Me too. There are definite lifestyle choices that can eliminate the need for a great deal of medication. But sometimes, you have to.
You should have been pinged on #411, sorry about that.
Huh? Biological evolution is independent of the history of the Universe, and also is independent of the origin of life. It's a consequence of imperfect replication and limited resources.
The ToE was totally unaffected by the steady-state v. big bang dispute in cosmology. "God created the Universe" is also compatable with standard biology (which includes evolution).
This should not be confused with "God created the Universe in six days a few thousand years ago". That has testable consequences, and was known to be false many years before Darwin.
It is also independent of the origin of life. Whether abiogenesis took place on a pyrite surface, in drops, in a "soup"; whether some deity created life; or whether panspermia is true, once life was present on Earth, it had no choice but to evolve.
Imagine putting bacteria or lichens or somesuch on Mars. Once it's reproducing, if fewer than 100% of offspring survive, it is evolving.
No different with Behe, Johnson, et al. Wells and Dembski may however be truly deluded.
In your opinion, is Darwin's theory now a proven scientific fact? Are there any flaws or vulnerabilities in it? Seriously.
Some terms (from a google search):
Hope this helps. Take it away, professor.Theory: a well-substantiated explanation of some aspect of the natural world; an organized system of accepted knowledge that applies in a variety of circumstances to explain a specific set of phenomena; "theories can incorporate facts and laws and tested hypotheses"; "true in fact and theory"
Fact: when an observation is confirmed repeatedly and by many independent and competent observers, it can become a fact
Except that no "choice" was involved, right? Only completely random chance, since no intelligence was involved.
I don't like the word 'proven' applied to science, but evolution is as strongly supported by the evidence as any major scientific theory, and IMO the only serious deficiency in it lies at the very beginning of life, since we're only beginning to discover how the simplest one celled organisms evolved. It would be nice, also, to have more pre-Cambrian fossils, but that gap is covered quite well by molecular evidence.
Of course, there are always new things to learn.

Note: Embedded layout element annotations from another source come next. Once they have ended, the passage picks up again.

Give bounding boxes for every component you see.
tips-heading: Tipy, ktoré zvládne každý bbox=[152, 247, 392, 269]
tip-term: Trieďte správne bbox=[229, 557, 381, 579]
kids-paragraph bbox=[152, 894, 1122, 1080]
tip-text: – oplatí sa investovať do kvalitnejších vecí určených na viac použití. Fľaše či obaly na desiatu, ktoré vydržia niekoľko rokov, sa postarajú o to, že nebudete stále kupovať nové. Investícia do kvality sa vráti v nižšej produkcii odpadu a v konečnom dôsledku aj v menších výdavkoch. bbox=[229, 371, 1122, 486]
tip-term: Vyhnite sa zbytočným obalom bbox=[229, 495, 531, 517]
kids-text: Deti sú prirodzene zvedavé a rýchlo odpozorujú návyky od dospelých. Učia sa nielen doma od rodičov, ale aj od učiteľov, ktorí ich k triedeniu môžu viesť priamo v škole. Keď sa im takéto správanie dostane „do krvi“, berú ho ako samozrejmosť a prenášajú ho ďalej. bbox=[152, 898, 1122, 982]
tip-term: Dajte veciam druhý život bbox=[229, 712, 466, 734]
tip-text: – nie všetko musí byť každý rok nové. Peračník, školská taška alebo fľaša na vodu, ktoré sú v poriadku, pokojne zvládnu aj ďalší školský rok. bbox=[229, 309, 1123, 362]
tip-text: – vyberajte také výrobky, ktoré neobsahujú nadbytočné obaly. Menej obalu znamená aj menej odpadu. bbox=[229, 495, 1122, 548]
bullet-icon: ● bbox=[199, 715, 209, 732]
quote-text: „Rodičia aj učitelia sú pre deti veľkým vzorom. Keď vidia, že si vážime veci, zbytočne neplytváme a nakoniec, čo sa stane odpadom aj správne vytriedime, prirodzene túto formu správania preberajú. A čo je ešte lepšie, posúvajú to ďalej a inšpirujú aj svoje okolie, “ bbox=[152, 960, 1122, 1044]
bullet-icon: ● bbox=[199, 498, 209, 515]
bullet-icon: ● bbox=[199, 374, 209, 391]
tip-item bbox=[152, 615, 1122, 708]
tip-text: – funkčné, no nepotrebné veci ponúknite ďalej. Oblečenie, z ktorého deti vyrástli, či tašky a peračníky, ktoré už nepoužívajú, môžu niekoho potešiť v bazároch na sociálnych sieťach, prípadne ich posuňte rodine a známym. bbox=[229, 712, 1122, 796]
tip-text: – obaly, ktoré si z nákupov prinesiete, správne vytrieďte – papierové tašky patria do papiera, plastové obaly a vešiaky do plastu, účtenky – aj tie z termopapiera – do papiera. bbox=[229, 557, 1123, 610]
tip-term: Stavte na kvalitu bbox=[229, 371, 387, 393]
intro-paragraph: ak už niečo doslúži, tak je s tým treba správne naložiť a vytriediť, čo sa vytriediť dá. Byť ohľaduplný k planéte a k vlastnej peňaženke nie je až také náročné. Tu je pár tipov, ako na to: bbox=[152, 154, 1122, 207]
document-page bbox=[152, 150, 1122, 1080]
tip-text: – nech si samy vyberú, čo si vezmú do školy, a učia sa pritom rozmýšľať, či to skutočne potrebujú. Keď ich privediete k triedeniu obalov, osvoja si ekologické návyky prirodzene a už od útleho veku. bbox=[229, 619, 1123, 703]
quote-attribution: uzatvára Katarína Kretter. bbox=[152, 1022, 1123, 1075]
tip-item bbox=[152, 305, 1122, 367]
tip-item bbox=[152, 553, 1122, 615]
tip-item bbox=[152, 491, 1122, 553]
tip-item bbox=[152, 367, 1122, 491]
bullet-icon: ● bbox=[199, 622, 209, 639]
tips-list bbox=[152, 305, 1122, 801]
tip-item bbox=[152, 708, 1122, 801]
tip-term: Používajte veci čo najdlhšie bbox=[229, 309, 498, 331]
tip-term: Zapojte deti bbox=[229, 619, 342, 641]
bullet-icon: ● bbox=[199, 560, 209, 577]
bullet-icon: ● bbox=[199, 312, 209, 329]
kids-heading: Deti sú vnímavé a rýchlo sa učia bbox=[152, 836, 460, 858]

For example, we still need to learn the precise molecular mechanisms behind major morphological changes - development of feathers, limbs, etc., but that research are is progressing rapidly.
And I hope I'll live to see some extinct species recreated from DNA fossil relics, with perhaps some deductions from molecular phylogeny. Dinosaurs are too much to hope for, but we might be able to do a mammoth or even a saber-tooth. How cool would that be? :-)
Saying that something seems random to us doesn't preclude God as the controller. God may be guiding the result of all events that seem random to us. That would be God's prerogative, and we would not necessarily have any way of detecting such actions.